Но Альбинаса уже порядком развратили похвалы. Пристальные глаза ужпялькяйцев, которые на старости лет только и делают, что смотрят, только тем и занимаются, что сортируют, сопоставляют, накапливают всякие наблюдения, давно заметили, что он придает слишком большое значение своей персоне, заважничал, даже не слышит, что ему говорят… Юозас, дескать, другой: он и более человечный и с каждым при встрече заговорит…
Снова вспыхнула молния, и теперь друзья высветились, словно какой-то скульптурный ансамбль: впереди стоял Альбинас; подавшись вперед, к нему почти прильнул Юозас; а чуть дальше от них держался Римантас.

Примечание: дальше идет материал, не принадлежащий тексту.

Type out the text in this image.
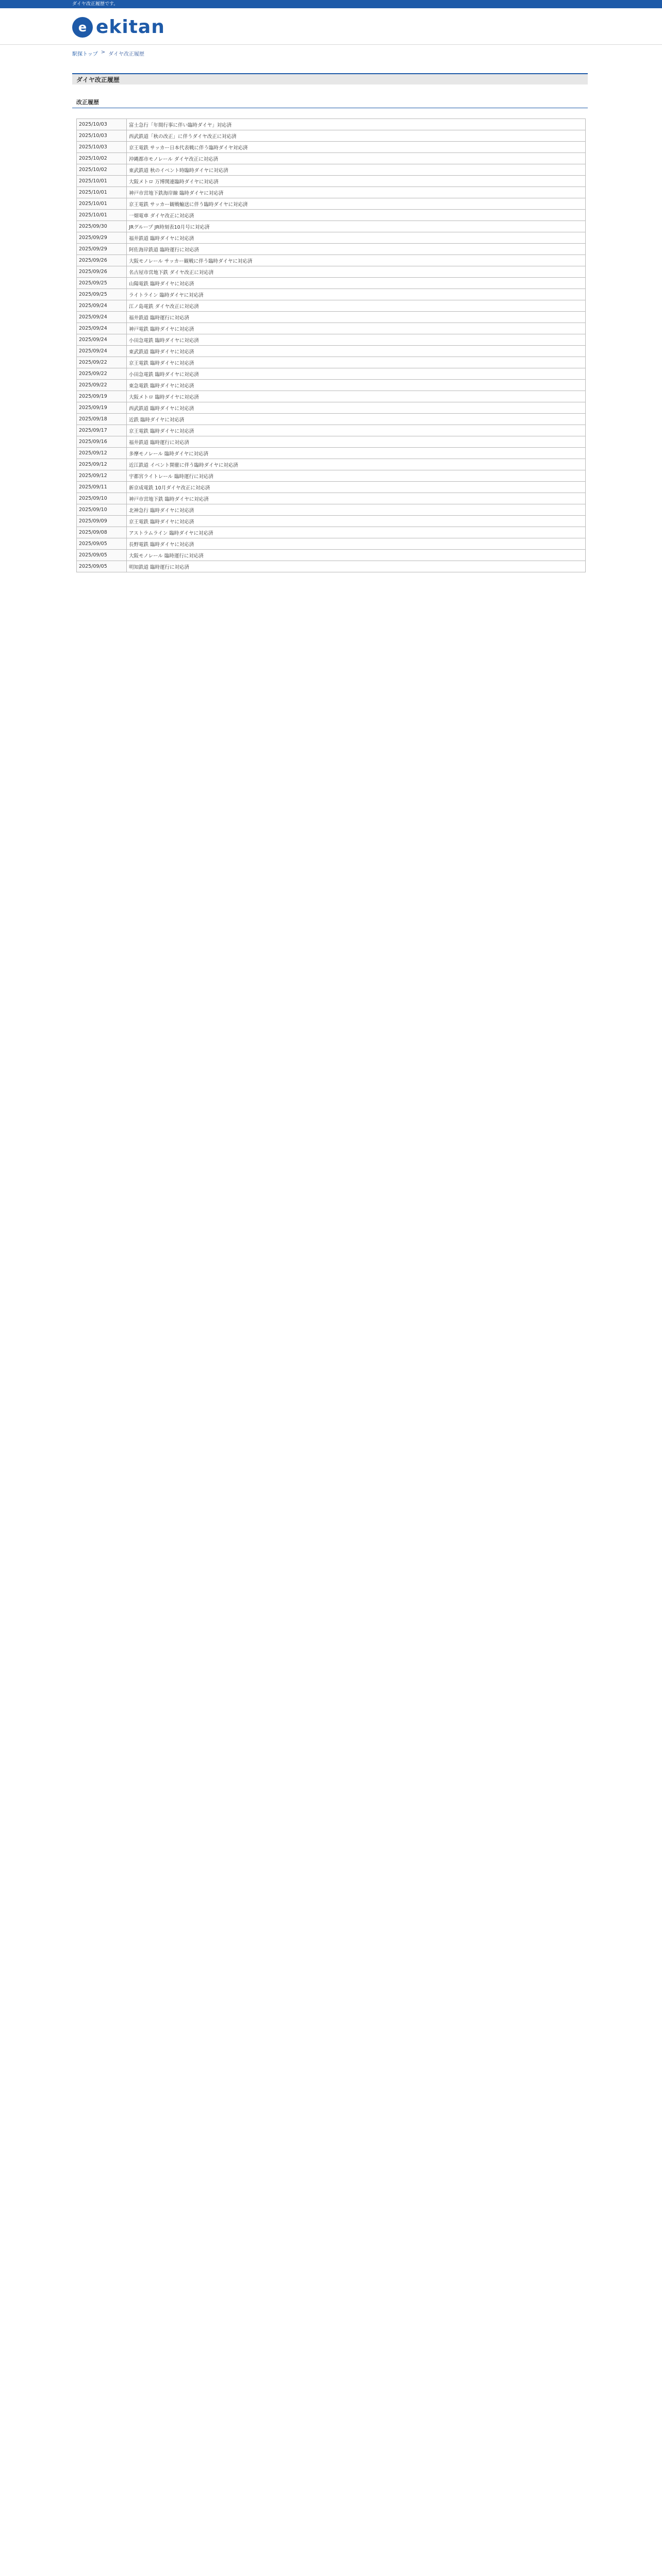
ダイヤ改正履歴です。
e ekitan
駅探トップ > ダイヤ改正履歴
ダイヤ改正履歴
改正履歴
2025/10/03	富士急行「年間行事に伴い臨時ダイヤ」対応済
2025/10/03	西武鉄道「秋の改正」に伴うダイヤ改正に対応済
2025/10/03	京王電鉄 サッカー日本代表戦に伴う臨時ダイヤ対応済
2025/10/02	沖縄都市モノレール ダイヤ改正に対応済
2025/10/02	東武鉄道 秋のイベント時臨時ダイヤに対応済
2025/10/01	大阪メトロ 万博関連臨時ダイヤに対応済
2025/10/01	神戸市営地下鉄海岸線 臨時ダイヤに対応済
2025/10/01	京王電鉄 サッカー観戦輸送に伴う臨時ダイヤに対応済
2025/10/01	一畑電車 ダイヤ改正に対応済
2025/09/30	JRグループ JR時刻表10月号に対応済
2025/09/29	福井鉄道 臨時ダイヤに対応済
2025/09/29	阿佐海岸鉄道 臨時運行に対応済
2025/09/26	大阪モノレール サッカー観戦に伴う臨時ダイヤに対応済
2025/09/26	名古屋市営地下鉄 ダイヤ改正に対応済
2025/09/25	山陽電鉄 臨時ダイヤに対応済
2025/09/25	ライトライン 臨時ダイヤに対応済
2025/09/24	江ノ島電鉄 ダイヤ改正に対応済
2025/09/24	福井鉄道 臨時運行に対応済
2025/09/24	神戸電鉄 臨時ダイヤに対応済
2025/09/24	小田急電鉄 臨時ダイヤに対応済
2025/09/24	東武鉄道 臨時ダイヤに対応済
2025/09/22	京王電鉄 臨時ダイヤに対応済
2025/09/22	小田急電鉄 臨時ダイヤに対応済
2025/09/22	東急電鉄 臨時ダイヤに対応済
2025/09/19	大阪メトロ 臨時ダイヤに対応済
2025/09/19	西武鉄道 臨時ダイヤに対応済
2025/09/18	近鉄 臨時ダイヤに対応済
2025/09/17	京王電鉄 臨時ダイヤに対応済
2025/09/16	福井鉄道 臨時運行に対応済
2025/09/12	多摩モノレール 臨時ダイヤに対応済
2025/09/12	近江鉄道 イベント開催に伴う臨時ダイヤに対応済
2025/09/12	宇都宮ライトレール 臨時運行に対応済
2025/09/11	新京成電鉄 10月ダイヤ改正に対応済
2025/09/10	神戸市営地下鉄 臨時ダイヤに対応済
2025/09/10	北神急行 臨時ダイヤに対応済
2025/09/09	京王電鉄 臨時ダイヤに対応済
2025/09/08	アストラムライン 臨時ダイヤに対応済
2025/09/05	長野電鉄 臨時ダイヤに対応済
2025/09/05	大阪モノレール 臨時運行に対応済
2025/09/05	明知鉄道 臨時運行に対応済
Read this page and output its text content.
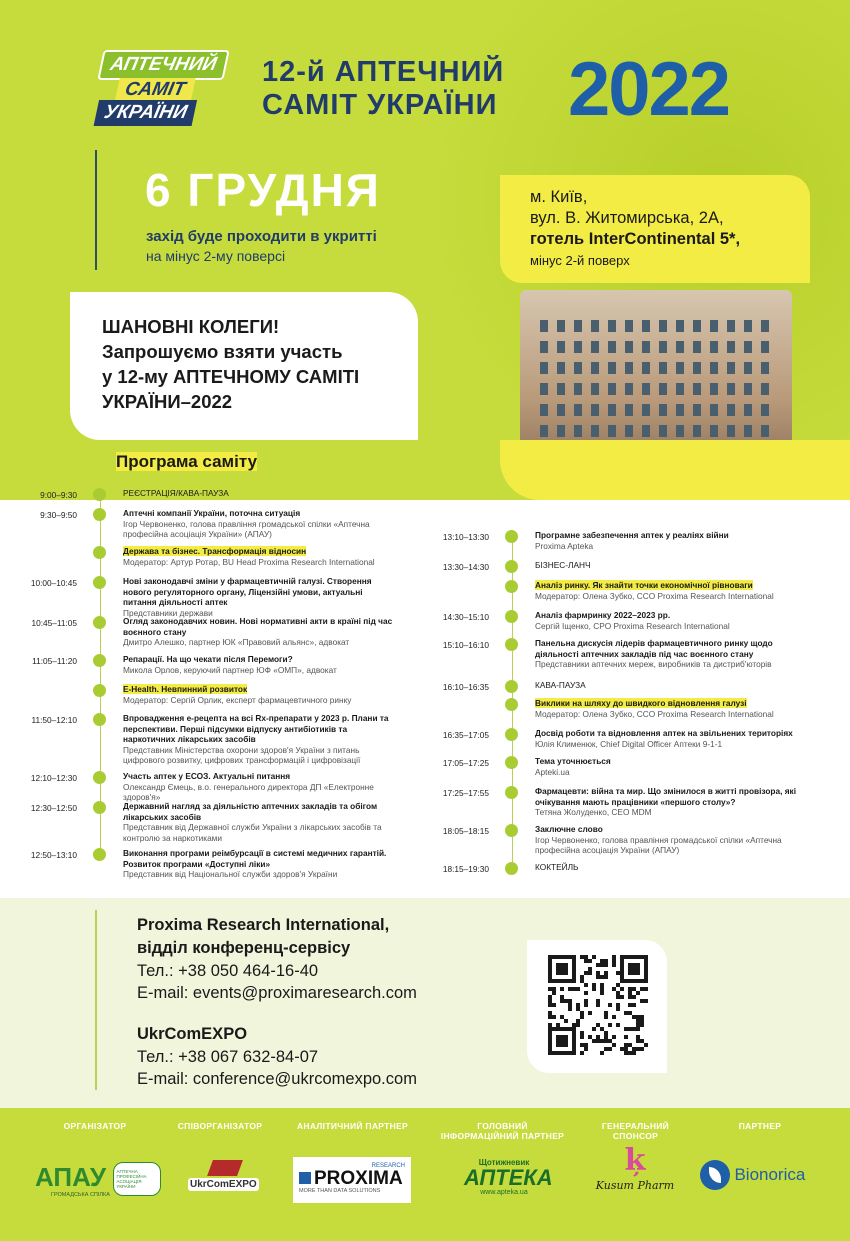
АПТЕЧНИЙ
САМІТ
УКРАЇНИ
12-й АПТЕЧНИЙ
САМІТ УКРАЇНИ 2022
6 ГРУДНЯ
захід буде проходити в укритті
на мінус 2-му поверсі
м. Київ,
вул. В. Житомирська, 2А,
готель InterContinental 5*,
мінус 2-й поверх
ШАНОВНІ КОЛЕГИ!
Запрошуємо взяти участь
у 12-му АПТЕЧНОМУ САМІТІ
УКРАЇНИ–2022
Програма саміту
9:00–9:30	РЕЄСТРАЦІЯ/КАВА-ПАУЗА
9:30–9:50	Аптечні компанії України, поточна ситуація
Ігор Червоненко, голова правління громадської спілки «Аптечна професійна асоціація України» (АПАУ)
Держава та бізнес. Трансформація відносин
Модератор: Артур Ротар, BU Head Proxima Research International
10:00–10:45	Нові законодавчі зміни у фармацевтичній галузі. Створення нового регуляторного органу, Ліцензійні умови, актуальні питання діяльності аптек
Представники держави
10:45–11:05	Огляд законодавчих новин. Нові нормативні акти в країні під час воєнного стану
Дмитро Алешко, партнер ЮК «Правовий альянс», адвокат
11:05–11:20	Репарації. На що чекати після Перемоги?
Микола Орлов, керуючий партнер ЮФ «ОМП», адвокат
E-Health. Невпинний розвиток
Модератор: Сергій Орлик, експерт фармацевтичного ринку
11:50–12:10	Впровадження е-рецепта на всі Rx-препарати у 2023 р. Плани та перспективи. Перші підсумки відпуску антибіотиків та наркотичних лікарських засобів
Представник Міністерства охорони здоров'я України з питань цифрового розвитку, цифрових трансформацій і цифровізації
12:10–12:30	Участь аптек у ЕСОЗ. Актуальні питання
Олександр Ємець, в.о. генерального директора ДП «Електронне здоров'я»
12:30–12:50	Державний нагляд за діяльністю аптечних закладів та обігом лікарських засобів
Представник від Державної служби України з лікарських засобів та контролю за наркотиками
12:50–13:10	Виконання програми реімбурсації в системі медичних гарантій. Розвиток програми «Доступні ліки»
Представник від Національної служби здоров'я України
13:10–13:30	Програмне забезпечення аптек у реаліях війни
Proxima Apteka
13:30–14:30	БІЗНЕС-ЛАНЧ
Аналіз ринку. Як знайти точки економічної рівноваги
Модератор: Олена Зубко, CCO Proxima Research International
14:30–15:10	Аналіз фармринку 2022–2023 рр.
Сергій Іщенко, CPO Proxima Research International
15:10–16:10	Панельна дискусія лідерів фармацевтичного ринку щодо діяльності аптечних закладів під час воєнного стану
Представники аптечних мереж, виробників та дистриб'юторів
16:10–16:35	КАВА-ПАУЗА
Виклики на шляху до швидкого відновлення галузі
Модератор: Олена Зубко, CCO Proxima Research International
16:35–17:05	Досвід роботи та відновлення аптек на звільнених територіях
Юлія Клименюк, Chief Digital Officer Аптеки 9-1-1
17:05–17:25	Тема уточнюється
Apteki.ua
17:25–17:55	Фармацевти: війна та мир. Що змінилося в житті провізора, які очікування мають працівники «першого столу»?
Тетяна Жолуденко, CEO MDM
18:05–18:15	Заключне слово
Ігор Червоненко, голова правління громадської спілки «Аптечна професійна асоціація України (АПАУ)
18:15–19:30	КОКТЕЙЛЬ
Proxima Research International,
відділ конференц-сервісу
Тел.: +38 050 464-16-40
E-mail: events@proximaresearch.com
UkrComEXPO
Тел.: +38 067 632-84-07
E-mail: conference@ukrcomexpo.com
ОРГАНІЗАТОР	СПІВОРГАНІЗАТОР	АНАЛІТИЧНИЙ ПАРТНЕР	ГОЛОВНИЙ ІНФОРМАЦІЙНИЙ ПАРТНЕР
ГЕНЕРАЛЬНИЙ СПОНСОР
ПАРТНЕР
АПАУ АПТЕЧНА ПРОФЕСІЙНА АСОЦІАЦІЯ УКРАЇНИ
ГРОМАДСЬКА СПІЛКА
UkrComEXPO
RESEARCH
PROXIMA
MORE THAN DATA SOLUTIONS
Щотижневик
АПТЕКА
www.apteka.ua
ķ
Kusum Pharm
Bionorica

Возможно, они немного позировали перед кем-то невидимым, здесь подошла бы и темная, развевающаяся по ветру одежда, которую порывы ветра просто рвут в клочья, потому что что-то бурное и тревожное было в их душах. На всех лицах лежала печать восторга и экстаза, которые на короткий миг сблизили их. Потом снова начнется привычное соперничество. Альбинасу хочется всюду быть первым. Того, кто попытается его обскакать, он отринет и высмеет. Он хочет, чтобы при его появлении громко и внушительно произносили его фамилию.
Должно быть, его и впрямь ждут высокие дворцы с каменными лестницами. Множество людей будет там дожидаться приема у таких, как он, прижимаясь к старым статуям и колоннам. И не каждый из них удостоится чести войти внутрь.
— Ты в этом году в вуз не будешь поступать? — спрашивает Римантас у Юозаса.
— Нет. Хочу еще тут пожить, поработать, осмотреться… Может, через годик-другой…
Голос его чуть дрожит. Альбинас усмехается.
— А я — в мореходку, потом — в море-океан, — Римантас окидывает взглядом бескрайний грозовой небосвод. Там, на западе, его море: рушатся скалы и падают в пучину, терпят крушение корабли, и их обломки летят в пропасть, сияет объятый пожарами небосвод и кипит-клокочет раскаленная стихия. Потом воцаряется такая тишина, что слышно, как журчит фонтан Левиафана, где-то вроде бы поют сирены, и стоит на палубе капитан, приложив к зорким глазам бинокль, толпятся матросы в ожидании его команды. Пути аргонавтов. Римантас увидит берега Гибралтара, переплывет Баренцево море, обогнет мыс Горн, перед ним сверкнут башни Константинополя, и эхо его шагов взмоет над тысячелетними улицами Стамбула или Афин, выложенными почерневшим булыжником. Далеко-далеко уплывет он отсюда, из этого края со стожками сена, с низким порогом отцовской избы, с узеньким ручеечком, заросшим водорослями.